Impregnado de rituales y tradiciones ancestrales, el café es una de las bebidas más apreciadas. Es vigorizante, estimulante, energizante y, a través del análisis de sus posos, revela los secretos más misteriosos del corazón.
Nadie puede prescindir de ella por la mañana para empezar bien el día. Todo el mundo la aprovecha como un momento de socialización: delante de la máquina de café, la gente hace amigos y conoce gente nueva.
Y cuando los expertos dieron la voz de alarma sobre el café y sus contraindicaciones, muchos de nosotros decidimos ignorar sus consejos y darnos el gusto de un pequeño vicio.

El café, una de las bebidas más populares del mundo, es en realidad una de las fuentes dietéticas más abundantes de antioxidantes naturales, moléculas que ralentizan o previenen el daño causado por los radicales libres. La acción antioxidante de los polifenoles presentes en el café también parece tener un efecto positivo en la incidencia de enfermedades neurodegenerativas, en particular la enfermedad de Parkinson.

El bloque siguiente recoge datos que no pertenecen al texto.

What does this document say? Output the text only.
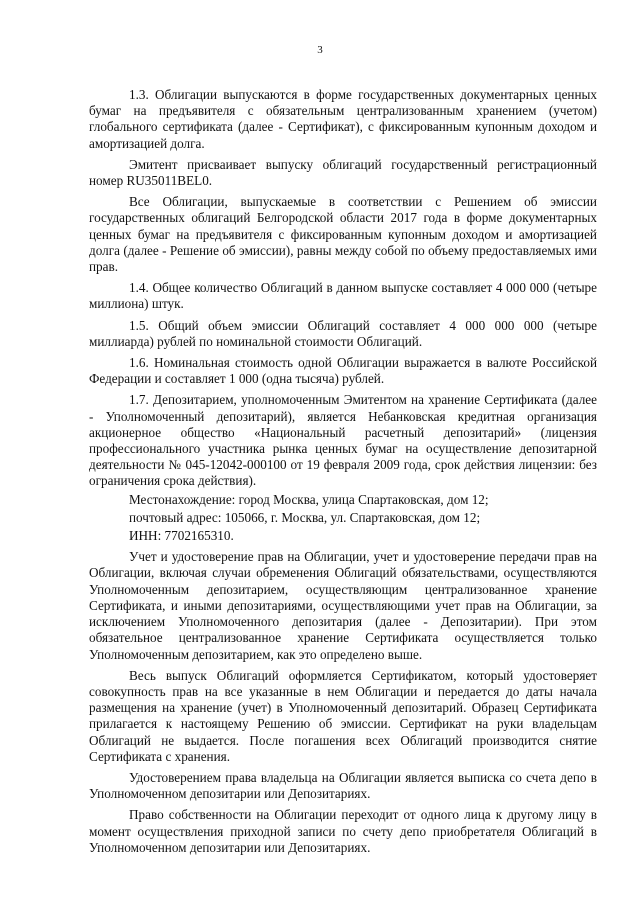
3

1.3. Облигации выпускаются в форме государственных документарных ценных бумаг на предъявителя с обязательным централизованным хранением (учетом) глобального сертификата (далее - Сертификат), с фиксированным купонным доходом и амортизацией долга.

Эмитент присваивает выпуску облигаций государственный регистрационный номер RU35011BEL0.

Все Облигации, выпускаемые в соответствии с Решением об эмиссии государственных облигаций Белгородской области 2017 года в форме документарных ценных бумаг на предъявителя с фиксированным купонным доходом и амортизацией долга (далее - Решение об эмиссии), равны между собой по объему предоставляемых ими прав.

1.4. Общее количество Облигаций в данном выпуске составляет 4 000 000 (четыре миллиона) штук.

1.5. Общий объем эмиссии Облигаций составляет 4 000 000 000 (четыре миллиарда) рублей по номинальной стоимости Облигаций.

1.6. Номинальная стоимость одной Облигации выражается в валюте Российской Федерации и составляет 1 000 (одна тысяча) рублей.

1.7. Депозитарием, уполномоченным Эмитентом на хранение Сертификата (далее - Уполномоченный депозитарий), является Небанковская кредитная организация акционерное общество «Национальный расчетный депозитарий» (лицензия профессионального участника рынка ценных бумаг на осуществление депозитарной деятельности № 045-12042-000100 от 19 февраля 2009 года, срок действия лицензии: без ограничения срока действия).

Местонахождение: город Москва, улица Спартаковская, дом 12;

почтовый адрес: 105066, г. Москва, ул. Спартаковская, дом 12;

ИНН: 7702165310.

Учет и удостоверение прав на Облигации, учет и удостоверение передачи прав на Облигации, включая случаи обременения Облигаций обязательствами, осуществляются Уполномоченным депозитарием, осуществляющим централизованное хранение Сертификата, и иными депозитариями, осуществляющими учет прав на Облигации, за исключением Уполномоченного депозитария (далее - Депозитарии). При этом обязательное централизованное хранение Сертификата осуществляется только Уполномоченным депозитарием, как это определено выше.

Весь выпуск Облигаций оформляется Сертификатом, который удостоверяет совокупность прав на все указанные в нем Облигации и передается до даты начала размещения на хранение (учет) в Уполномоченный депозитарий. Образец Сертификата прилагается к настоящему Решению об эмиссии. Сертификат на руки владельцам Облигаций не выдается. После погашения всех Облигаций производится снятие Сертификата с хранения.

Удостоверением права владельца на Облигации является выписка со счета депо в Уполномоченном депозитарии или Депозитариях.

Право собственности на Облигации переходит от одного лица к другому лицу в момент осуществления приходной записи по счету депо приобретателя Облигаций в Уполномоченном депозитарии или Депозитариях.
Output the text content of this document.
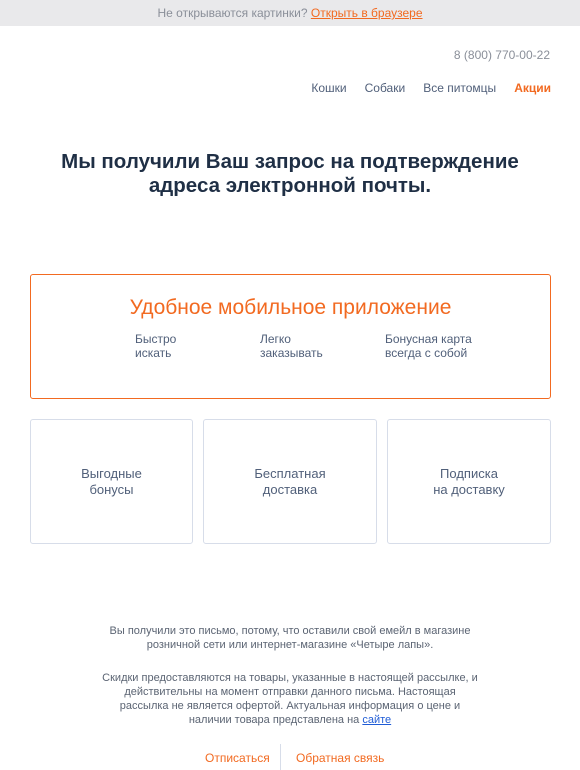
Не открываются картинки? Открыть в браузере
8 (800) 770-00-22
Кошки Собаки Все питомцы Акции
Мы получили Ваш запрос на подтверждение адреса электронной почты.
Удобное мобильное приложение
Быстро
искать
Легко
заказывать
Бонусная карта
всегда с собой
Выгодные
бонусы
Бесплатная
доставка
Подписка
на доставку
Вы получили это письмо, потому, что оставили свой емейл в магазине розничной сети или интернет-магазине «Четыре лапы».
Скидки предоставляются на товары, указанные в настоящей рассылке, и действительны на момент отправки данного письма. Настоящая рассылка не является офертой. Актуальная информация о цене и наличии товара представлена на сайте
Отписаться Обратная связь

La literatura científica recoge un número cada vez mayor de estudios que destacan la capacidad del café para contribuir al mantenimiento de la función cognitiva.

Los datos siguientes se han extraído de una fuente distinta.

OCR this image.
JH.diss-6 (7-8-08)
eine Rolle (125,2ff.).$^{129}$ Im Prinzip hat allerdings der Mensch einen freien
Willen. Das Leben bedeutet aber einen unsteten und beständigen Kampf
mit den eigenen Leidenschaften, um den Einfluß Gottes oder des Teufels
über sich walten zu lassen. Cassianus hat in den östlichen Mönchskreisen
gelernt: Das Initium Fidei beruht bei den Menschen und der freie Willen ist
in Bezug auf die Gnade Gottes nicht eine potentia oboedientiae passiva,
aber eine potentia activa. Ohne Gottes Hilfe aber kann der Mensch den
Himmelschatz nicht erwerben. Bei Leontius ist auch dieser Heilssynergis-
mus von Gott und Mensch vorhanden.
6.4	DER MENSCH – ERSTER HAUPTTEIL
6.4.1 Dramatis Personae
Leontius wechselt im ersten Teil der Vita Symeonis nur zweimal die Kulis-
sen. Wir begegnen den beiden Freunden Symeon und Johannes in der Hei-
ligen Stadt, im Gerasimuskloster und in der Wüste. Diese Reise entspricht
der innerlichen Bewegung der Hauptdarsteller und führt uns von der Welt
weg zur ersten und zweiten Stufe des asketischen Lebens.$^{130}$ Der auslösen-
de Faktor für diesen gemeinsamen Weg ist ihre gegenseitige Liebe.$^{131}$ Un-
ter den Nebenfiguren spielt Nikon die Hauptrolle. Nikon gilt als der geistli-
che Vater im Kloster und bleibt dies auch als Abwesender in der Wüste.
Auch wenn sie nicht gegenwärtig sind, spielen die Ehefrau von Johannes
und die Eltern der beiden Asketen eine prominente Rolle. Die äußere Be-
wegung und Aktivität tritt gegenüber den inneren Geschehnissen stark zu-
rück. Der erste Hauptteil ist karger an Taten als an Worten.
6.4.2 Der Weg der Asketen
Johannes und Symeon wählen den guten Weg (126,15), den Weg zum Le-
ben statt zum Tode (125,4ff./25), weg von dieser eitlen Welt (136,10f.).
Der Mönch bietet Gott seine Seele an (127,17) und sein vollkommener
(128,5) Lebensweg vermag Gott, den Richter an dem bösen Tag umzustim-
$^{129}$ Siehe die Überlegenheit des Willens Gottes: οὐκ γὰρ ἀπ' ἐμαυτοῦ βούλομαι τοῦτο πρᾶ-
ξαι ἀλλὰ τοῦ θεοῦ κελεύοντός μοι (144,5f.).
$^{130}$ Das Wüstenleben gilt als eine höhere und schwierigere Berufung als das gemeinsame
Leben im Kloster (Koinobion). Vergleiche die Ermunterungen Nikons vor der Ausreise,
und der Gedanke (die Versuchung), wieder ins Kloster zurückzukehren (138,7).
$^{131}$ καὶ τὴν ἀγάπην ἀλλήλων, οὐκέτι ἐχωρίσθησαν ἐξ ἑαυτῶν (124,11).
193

Se observó que el deterioro cognitivo se redujo aproximadamente a la mitad en personas que consumían regularmente tres tazas de café al día. Consumido en dosis moderadas y diariamente, el café ha demostrado ser una ayuda importante en la prevención de enfermedades metabólicas y neurodegenerativas. Por lo tanto, su presencia en la dieta diaria no solo influye positivamente en el bienestar emocional de una persona, sino que también puede contribuir a su bienestar general.
Prevención del Alzheimer

Impregnado de rituales y tradiciones ancestrales, el café es una de las bebidas más apreciadas. Es vigorizante, estimulante, energizante y, a través del análisis de sus posos, revela los secretos más misteriosos del corazón.
Tomar café con regularidad puede ayudar a prevenir el Alzheimer.

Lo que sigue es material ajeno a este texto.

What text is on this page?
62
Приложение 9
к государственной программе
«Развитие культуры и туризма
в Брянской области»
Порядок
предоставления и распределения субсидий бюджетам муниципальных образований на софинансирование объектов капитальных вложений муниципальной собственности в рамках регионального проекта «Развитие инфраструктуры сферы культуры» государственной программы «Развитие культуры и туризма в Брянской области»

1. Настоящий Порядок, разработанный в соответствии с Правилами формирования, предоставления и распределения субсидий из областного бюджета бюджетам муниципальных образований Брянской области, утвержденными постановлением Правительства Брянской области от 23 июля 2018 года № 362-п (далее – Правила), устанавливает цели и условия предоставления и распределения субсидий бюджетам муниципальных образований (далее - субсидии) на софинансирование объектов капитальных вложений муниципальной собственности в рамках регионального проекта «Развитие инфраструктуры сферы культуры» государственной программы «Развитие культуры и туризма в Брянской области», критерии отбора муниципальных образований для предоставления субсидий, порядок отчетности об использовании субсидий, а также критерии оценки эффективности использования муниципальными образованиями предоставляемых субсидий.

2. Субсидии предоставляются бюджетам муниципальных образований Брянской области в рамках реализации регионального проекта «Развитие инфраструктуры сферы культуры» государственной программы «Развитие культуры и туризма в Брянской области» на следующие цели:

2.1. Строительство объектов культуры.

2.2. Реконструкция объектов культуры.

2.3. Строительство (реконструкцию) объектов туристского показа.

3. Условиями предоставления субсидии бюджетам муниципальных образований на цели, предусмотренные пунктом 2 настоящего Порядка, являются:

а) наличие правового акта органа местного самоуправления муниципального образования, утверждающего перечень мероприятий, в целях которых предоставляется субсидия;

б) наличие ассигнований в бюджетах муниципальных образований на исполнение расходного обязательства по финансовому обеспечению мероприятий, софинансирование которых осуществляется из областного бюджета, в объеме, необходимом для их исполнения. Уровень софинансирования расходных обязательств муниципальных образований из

No es la primera vez que se habla de esto, pero ahora un estudio realizado por investigadores finlandeses y suecos, que ha sido noticia en la revista Journal of Alzheimer’s Disease, lo sugiere. La investigación es clara: beber de tres a cinco tazas de café al día reduce el riesgo de desarrollar la enfermedad —cuando aparecen canas en las sienes— en dos tercios.

Además, la buena noticia para las mujeres es que, según otro estudio del Instituto Nacional de Investigación francés, el café puede ayudar al sexo femenino a mantener una buena memoria en la vejez y quizás prevenir la aparición de la demencia senil.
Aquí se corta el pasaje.